How the King’s Speech might have been … if consultation mattered more!

Posted on 9th November, 2023


This is Blog No 48



Most Governments' legislative programmes sound pretty obscure when read in the speech from the throne. The monarch tries hard to avoid any flicker of reaction to the words on the page – or rather, the goatskin parchment. Those in attendance pretend that the content is interesting. TV viewers wonder what Keir said to Rishi, and everyone says how well we do the pageantry!

Long ago, power – the genuine variety, not the constitutional fiction – remained firmly with the Crown and flowed down, by grace, favour and frequent corruption to the rest of us. To his credit, King Charles shows every sign of recognising that in a modern world, authority rises up from the grass-roots. We may not call it ‘people power’ but in essence, Rishi Sunak stays in office only for as long as people still support him.


And everyone has learnt that ‘carrying people with you’ is important for key policies and for good administration. Few Governments have persuaded Parliament to pass legislation if MPs think that if push comes to shove, their constituents won’t support them. And such is the mistrust of Ministerial group-think, that plenty in both Houses – but especially in the Lords – now frequently demand to know “What did people say when you consulted on this matter.”


Like others, this King’s Speech announces a real mixture. There are proposed Bills that have gone full circle on the policy-making merry-go-round and been consulted upon ad nauseum.
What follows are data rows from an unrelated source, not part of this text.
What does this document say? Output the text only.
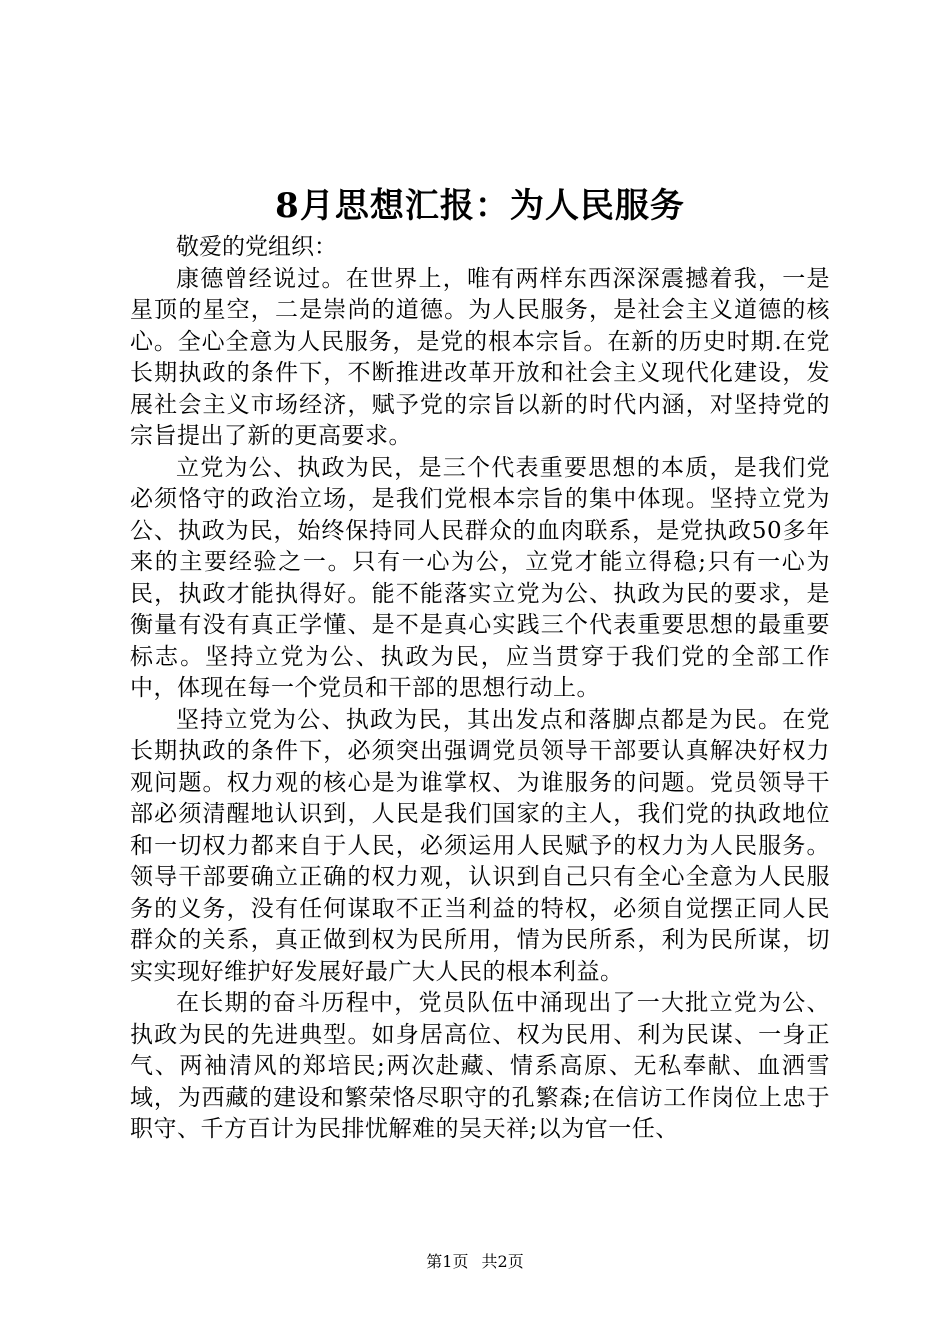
8月思想汇报：为人民服务

敬爱的党组织：

康德曾经说过。在世界上，唯有两样东西深深震撼着我，一是星顶的星空，二是崇尚的道德。为人民服务，是社会主义道德的核心。全心全意为人民服务，是党的根本宗旨。在新的历史时期.在党长期执政的条件下，不断推进改革开放和社会主义现代化建设，发展社会主义市场经济，赋予党的宗旨以新的时代内涵，对坚持党的宗旨提出了新的更高要求。

立党为公、执政为民，是三个代表重要思想的本质，是我们党必须恪守的政治立场，是我们党根本宗旨的集中体现。坚持立党为公、执政为民，始终保持同人民群众的血肉联系，是党执政50多年来的主要经验之一。只有一心为公，立党才能立得稳;只有一心为民，执政才能执得好。能不能落实立党为公、执政为民的要求，是衡量有没有真正学懂、是不是真心实践三个代表重要思想的最重要标志。坚持立党为公、执政为民，应当贯穿于我们党的全部工作中，体现在每一个党员和干部的思想行动上。

坚持立党为公、执政为民，其出发点和落脚点都是为民。在党长期执政的条件下，必须突出强调党员领导干部要认真解决好权力观问题。权力观的核心是为谁掌权、为谁服务的问题。党员领导干部必须清醒地认识到，人民是我们国家的主人，我们党的执政地位和一切权力都来自于人民，必须运用人民赋予的权力为人民服务。领导干部要确立正确的权力观，认识到自己只有全心全意为人民服务的义务，没有任何谋取不正当利益的特权，必须自觉摆正同人民群众的关系，真正做到权为民所用，情为民所系，利为民所谋，切实实现好维护好发展好最广大人民的根本利益。

在长期的奋斗历程中，党员队伍中涌现出了一大批立党为公、执政为民的先进典型。如身居高位、权为民用、利为民谋、一身正气、两袖清风的郑培民;两次赴藏、情系高原、无私奉献、血洒雪域，为西藏的建设和繁荣恪尽职守的孔繁森;在信访工作岗位上忠于职守、千方百计为民排忧解难的吴天祥;以为官一任、

第1页 共2页
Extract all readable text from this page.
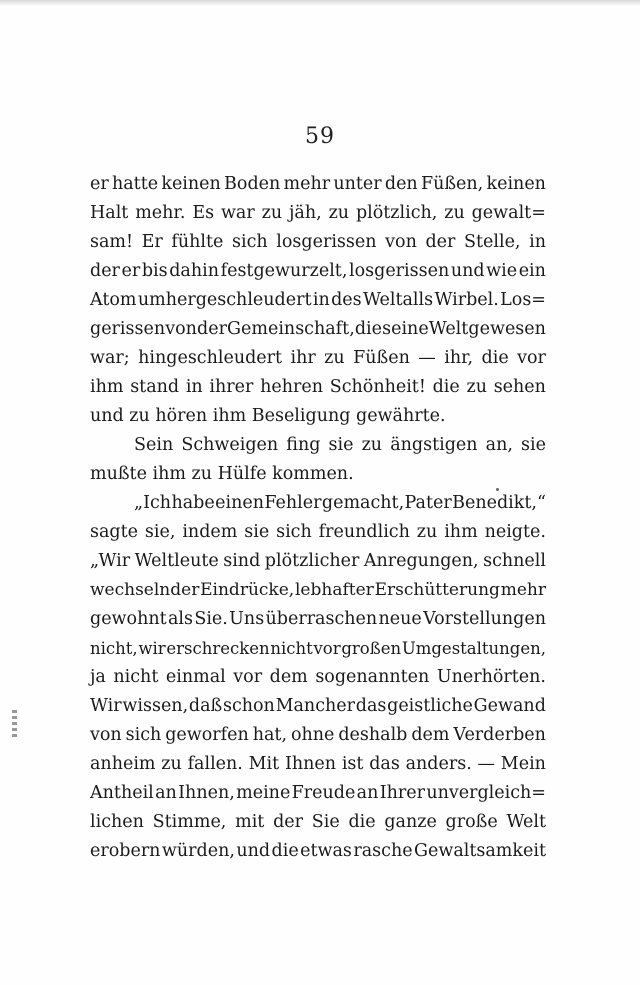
59
er hatte keinen Boden mehr unter den Füßen, keinen
Halt mehr. Es war zu jäh, zu plötzlich, zu gewalt=
sam! Er fühlte sich losgerissen von der Stelle, in
der er bis dahin festgewurzelt, losgerissen und wie ein
Atom umhergeschleudert in des Weltalls Wirbel. Los=
gerissen von der Gemeinschaft, die seine Welt gewesen
war; hingeschleudert ihr zu Füßen — ihr, die vor
ihm stand in ihrer hehren Schönheit! die zu sehen
und zu hören ihm Beseligung gewährte.
Sein Schweigen fing sie zu ängstigen an, sie
mußte ihm zu Hülfe kommen.
„Ich habe einen Fehler gemacht, Pater Benedikt,“
sagte sie, indem sie sich freundlich zu ihm neigte.
„Wir Weltleute sind plötzlicher Anregungen, schnell
wechselnder Eindrücke, lebhafter Erschütterung mehr
gewohnt als Sie. Uns überraschen neue Vorstellungen
nicht, wir erschrecken nicht vor großen Umgestaltungen,
ja nicht einmal vor dem sogenannten Unerhörten.
Wir wissen, daß schon Mancher das geistliche Gewand
von sich geworfen hat, ohne deshalb dem Verderben
anheim zu fallen. Mit Ihnen ist das anders. — Mein
Antheil an Ihnen, meine Freude an Ihrer unvergleich=
lichen Stimme, mit der Sie die ganze große Welt
erobern würden, und die etwas rasche Gewaltsamkeit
On the other hand, there are those which have been dreamt up so recently that no-one has a clue what they will be and have been subject to no consultation whatsoever.  And all shades in between …


So, imagine how – for full transparency – and with a little poetic licence -  some of the items in King Charles’s speech this week MIGHT have been;

My Ministers will introduce a Tobacco and Vapes Bill, and they are very proud of their eight week consultation launched in October and to which they would like all my loyal subjects to respond.
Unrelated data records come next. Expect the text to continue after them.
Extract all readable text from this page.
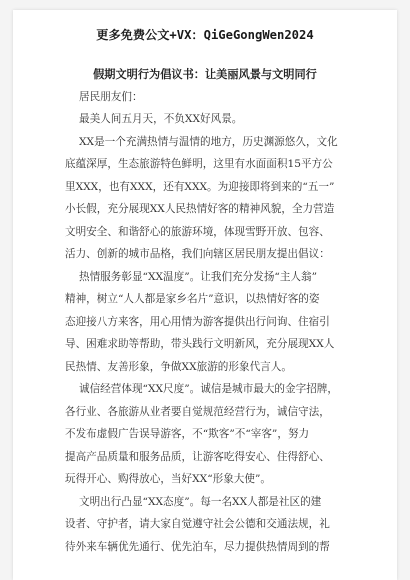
更多免费公文+VX：QiGeGongWen2024
假期文明行为倡议书：让美丽风景与文明同行
居民朋友们：
最美人间五月天，不负XX好风景。
XX是一个充满热情与温情的地方，历史渊源悠久，文化
底蕴深厚，生态旅游特色鲜明，这里有水面面积15平方公
里XXX，也有XXX，还有XXX。为迎接即将到来的“五一”
小长假，充分展现XX人民热情好客的精神风貌，全力营造
文明安全、和谐舒心的旅游环境，体现雪野开放、包容、
活力、创新的城市品格，我们向辖区居民朋友提出倡议：
热情服务彰显“XX温度”。让我们充分发扬“主人翁”
精神，树立“人人都是家乡名片”意识，以热情好客的姿
态迎接八方来客，用心用情为游客提供出行问询、住宿引
导、困难求助等帮助，带头践行文明新风，充分展现XX人
民热情、友善形象，争做XX旅游的形象代言人。
诚信经营体现“XX尺度”。诚信是城市最大的金字招牌，
各行业、各旅游从业者要自觉规范经营行为，诚信守法，
不发布虚假广告误导游客，不“欺客”不“宰客”，努力
提高产品质量和服务品质，让游客吃得安心、住得舒心、
玩得开心、购得放心，当好XX“形象大使”。
文明出行凸显“XX态度”。每一名XX人都是社区的建
设者、守护者，请大家自觉遵守社会公德和交通法规，礼
待外来车辆优先通行、优先泊车，尽力提供热情周到的帮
My Ministers are determined to end the practice of educating students and giving them poor quality degrees. It hasn’t consulted anyone much but is sure it is the right thing to do.


My Ministers hope to introduce a Media Bill, having had a bad experience when it consulted my realm on the privatisation of Channel Four.
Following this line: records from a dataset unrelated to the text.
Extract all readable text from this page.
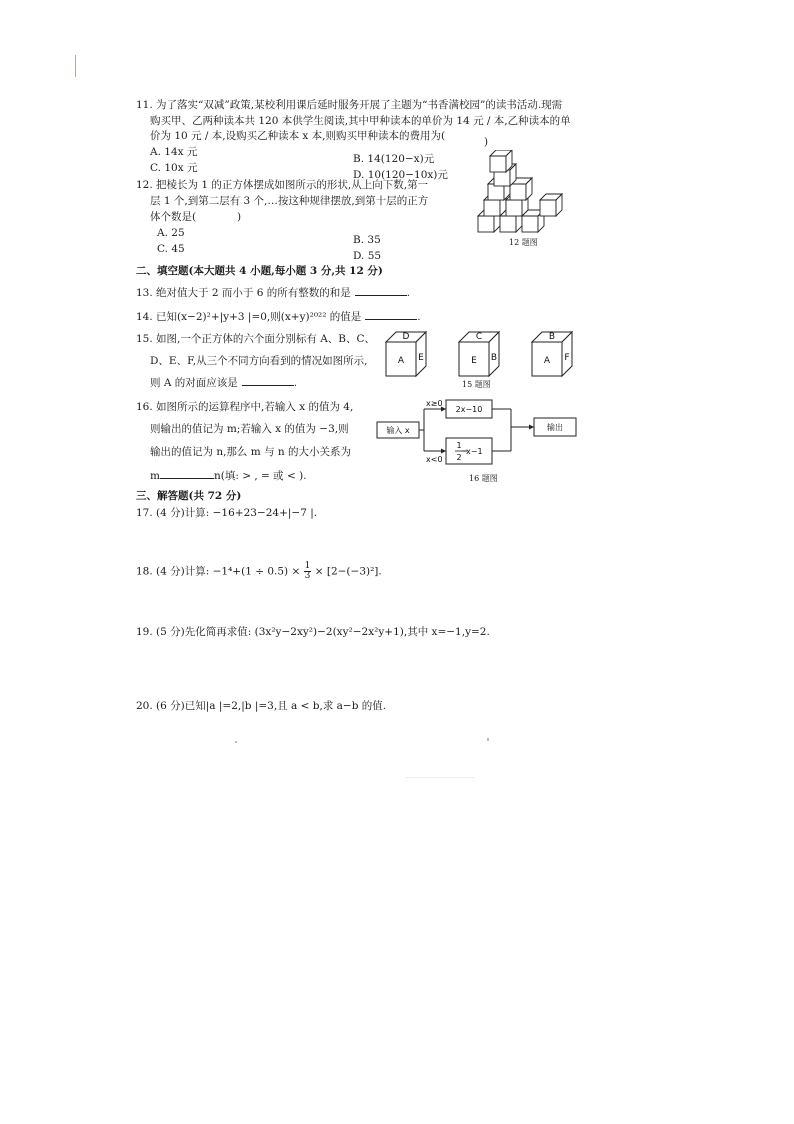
11. 为了落实“双减”政策,某校利用课后延时服务开展了主题为“书香满校园”的读书活动.现需
购买甲、乙两种读本共 120 本供学生阅读,其中甲种读本的单价为 14 元 / 本,乙种读本的单
价为 10 元 / 本,设购买乙种读本 x 本,则购买甲种读本的费用为(	)
A. 14x 元
B. 14(120−x)元
C. 10x 元
D. 10(120−10x)元
12. 把棱长为 1 的正方体摆成如图所示的形状,从上向下数,第一
层 1 个,到第二层有 3 个,…按这种规律摆放,到第十层的正方
体个数是(	)
A. 25
B. 35
C. 45
D. 55
12 题图
二、填空题(本大题共 4 小题,每小题 3 分,共 12 分)
13. 绝对值大于 2 而小于 6 的所有整数的和是	.
14. 已知(x−2)²+|y+3 |=0,则(x+y)²⁰²² 的值是	.
15. 如图,一个正方体的六个面分别标有 A、B、C、
D、E、F,从三个不同方向看到的情况如图所示,
则 A 的对面应该是	.
D
A E
C
E B
B
A F
15 题图
16. 如图所示的运算程序中,若输入 x 的值为 4,
则输出的值记为 m;若输入 x 的值为 −3,则
输出的值记为 n,那么 m 与 n 的大小关系为
m	n(填: > , = 或 < ).
输入 x
x≥0
x<0
2x−10
1
2
x−1
输出
16 题图
三、解答题(共 72 分)
17. (4 分)计算: −16+23−24+|−7 |.
18. (4 分)计算: $-1^4+(1 \div 0.5) \times \frac{1}{3} \times [2-(-3)^2]$.
19. (5 分)先化简再求值: (3x²y−2xy²)−2(xy²−2x²y+1),其中 x=−1,y=2.
20. (6 分)已知|a |=2,|b |=3,且 a < b,求 a−b 的值.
My Government will introduce an Offshore Petroleum Licensing Bill and give a green light to more oil fields. As you can imagine, it has not consulted me!


My Ministers also intend to legislate for a legal framework for self-driving vehicles, having consulted on the subject over a year ago. We have tried hard at the Palace without success to navigate the website in search of a Government response but trust that navigation systems on automated vehicles will work better

The Government proposes to introduce new competition rules for digital markets, including the practice of ‘drip pricing.’ At the Palace we are grateful to Fascinating Aida for having explained to us what this means, as we have no experience of ’Cheap Flights’ and flying Ryanair for 50p.


Finally, my Ministers will promote a Football Governance Bill which will prevent Clubs from selling or relocating their stadiums unless they have consulted their supporters. It will also prescribe a minimum standard of ‘fan engagement’ – much as I propose for the future of the monarchy.

WARNING - Strong language is heard in this song - but not as bad as in the COVID Inquiry!

I admit the last part was my personal attempt to emulate the historical accuracy of the successful TV series THE CROWN. However, with a couple of other exceptions, in respect of consultation, most of the statements above are perfectly true and accurate. A real mixture, as is probably inevitable.


This is not arguing for uniformity of approach. Circumstances differ and the usefulness of pre-legislative consultation can also vary. There are also other ways to undertake good policy-making. But we need better transparency, and a realisation that Parliament takes better decisions when, in the consideration of the details, there is a better body of evidence about the likely costs, benefits and impacts of proposed legislation. Consultation goes some way towards addressing this issue.


In recent decades, as Judges have frequently confirmed as they pick up the pieces from ill-considered legislation, Parliament has done a poor job of passing laws.


Would it not have been good – and fun – had King Charles’ speech heralded a more consultation-conscious approach to our legislative programme.

Maybe it should be in the Consultation GuRU style?


Or would I have been sent to the Tower?